1° CRIMES ET DELITS COMMIS PAR DES MAGISTRATS ET CERTAINS FONCTIONNAIRES - Magistrats - préfets ou maires - Désignation de la juridiction - Caractère d'ordre public.

1° MAIRE - Crime ou délit commis dans l'exercice des fonctions - Article 681 du Code de procédure pénale - Dispositions d'ordre public - Inobservation au cours de l'instruction - Effet 1° MAIRE - Crime ou délit commis hors de l'exercice des fonctions - Article 687 du Code de procédure pénale - Dispositions d'ordre public - Inobservation au cours de l'instruction - Effet.

1° Lorsque la mise en cause d'un maire pour des faits commis tant dans l'exercice de ses fonctions que hors de celles-ci intervient au cours d'une information déjà ouverte, le juge d'instruction, devenu, de ce fait, incompétent pour continuer l'information, doit communiquer la procédure au procureur de la République en vue de la désignation d'une juridiction. Tous les actes accomplis par le juge d'instruction entre cette mise en cause et la présentation de la requête en désignation sont frappés d'une nullité substantielle et générale tenant à l'incompétence de ce magistrat, sans qu'il puisse être fait de distinction entre les uns et les autres (1).

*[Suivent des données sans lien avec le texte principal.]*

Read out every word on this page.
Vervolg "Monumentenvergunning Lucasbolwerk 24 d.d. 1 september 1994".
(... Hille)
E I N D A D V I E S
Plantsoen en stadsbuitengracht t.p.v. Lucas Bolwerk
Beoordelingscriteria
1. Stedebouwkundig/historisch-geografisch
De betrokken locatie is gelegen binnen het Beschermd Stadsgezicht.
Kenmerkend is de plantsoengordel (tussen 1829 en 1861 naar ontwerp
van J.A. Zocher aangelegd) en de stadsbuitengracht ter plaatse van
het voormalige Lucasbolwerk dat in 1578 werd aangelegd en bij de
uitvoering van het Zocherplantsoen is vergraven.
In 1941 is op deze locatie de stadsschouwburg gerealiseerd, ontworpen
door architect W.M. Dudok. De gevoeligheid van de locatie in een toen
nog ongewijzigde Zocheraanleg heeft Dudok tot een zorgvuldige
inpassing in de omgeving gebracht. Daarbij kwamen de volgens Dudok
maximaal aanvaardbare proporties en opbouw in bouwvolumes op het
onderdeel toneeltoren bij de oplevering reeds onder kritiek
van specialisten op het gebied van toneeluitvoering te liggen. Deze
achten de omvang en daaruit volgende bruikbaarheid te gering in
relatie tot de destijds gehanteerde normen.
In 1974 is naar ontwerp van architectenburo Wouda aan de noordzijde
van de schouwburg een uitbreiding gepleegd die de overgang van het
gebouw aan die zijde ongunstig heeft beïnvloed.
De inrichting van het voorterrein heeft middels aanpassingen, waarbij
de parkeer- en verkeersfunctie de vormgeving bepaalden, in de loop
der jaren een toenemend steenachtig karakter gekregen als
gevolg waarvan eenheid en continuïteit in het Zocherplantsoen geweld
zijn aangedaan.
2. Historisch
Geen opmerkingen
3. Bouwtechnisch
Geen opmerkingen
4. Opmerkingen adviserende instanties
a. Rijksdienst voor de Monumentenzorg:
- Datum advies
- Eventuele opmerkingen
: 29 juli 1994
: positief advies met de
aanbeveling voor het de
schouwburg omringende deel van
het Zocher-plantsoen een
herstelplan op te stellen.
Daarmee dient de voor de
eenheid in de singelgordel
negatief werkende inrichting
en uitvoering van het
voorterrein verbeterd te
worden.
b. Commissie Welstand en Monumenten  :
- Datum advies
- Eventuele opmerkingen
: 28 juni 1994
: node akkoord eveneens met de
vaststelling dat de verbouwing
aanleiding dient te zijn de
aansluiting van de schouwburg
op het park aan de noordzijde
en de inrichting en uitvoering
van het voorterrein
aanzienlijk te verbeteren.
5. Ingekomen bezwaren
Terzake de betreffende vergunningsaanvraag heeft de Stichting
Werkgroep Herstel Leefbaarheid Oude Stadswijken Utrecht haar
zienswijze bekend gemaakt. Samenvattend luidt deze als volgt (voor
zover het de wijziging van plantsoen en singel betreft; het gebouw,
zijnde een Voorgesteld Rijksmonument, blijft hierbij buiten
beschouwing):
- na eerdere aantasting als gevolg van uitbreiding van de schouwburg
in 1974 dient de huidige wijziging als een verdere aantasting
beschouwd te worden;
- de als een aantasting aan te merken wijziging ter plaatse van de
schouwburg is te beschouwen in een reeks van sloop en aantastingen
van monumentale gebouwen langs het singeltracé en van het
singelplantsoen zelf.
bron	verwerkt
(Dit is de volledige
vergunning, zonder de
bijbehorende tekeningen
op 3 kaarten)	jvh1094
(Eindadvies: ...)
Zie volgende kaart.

2° CASSATION - Juridiction de renvoi - Pouvoirs - Etendue - Chambre d'accusation également désignée en application des articles 659 et 691 du Code de procédure pénale - Devoir de vérifier la régularité de l'information à l'égard de tous les inculpés.

2° CRIMES ET DELITS COMMIS PAR DES MAGISTRATS ET CERTAINS FONCTIONNAIRES - Magistrats - préfets ou maires - Chambre d'accusation désignée par la chambre criminelle - Pouvoirs - Etendue - Chambre d'accusation également désignée comme juridiction de renvoi après cassation - Devoir de vérifier la régularité de l'information à l'égard de tous les inculpés.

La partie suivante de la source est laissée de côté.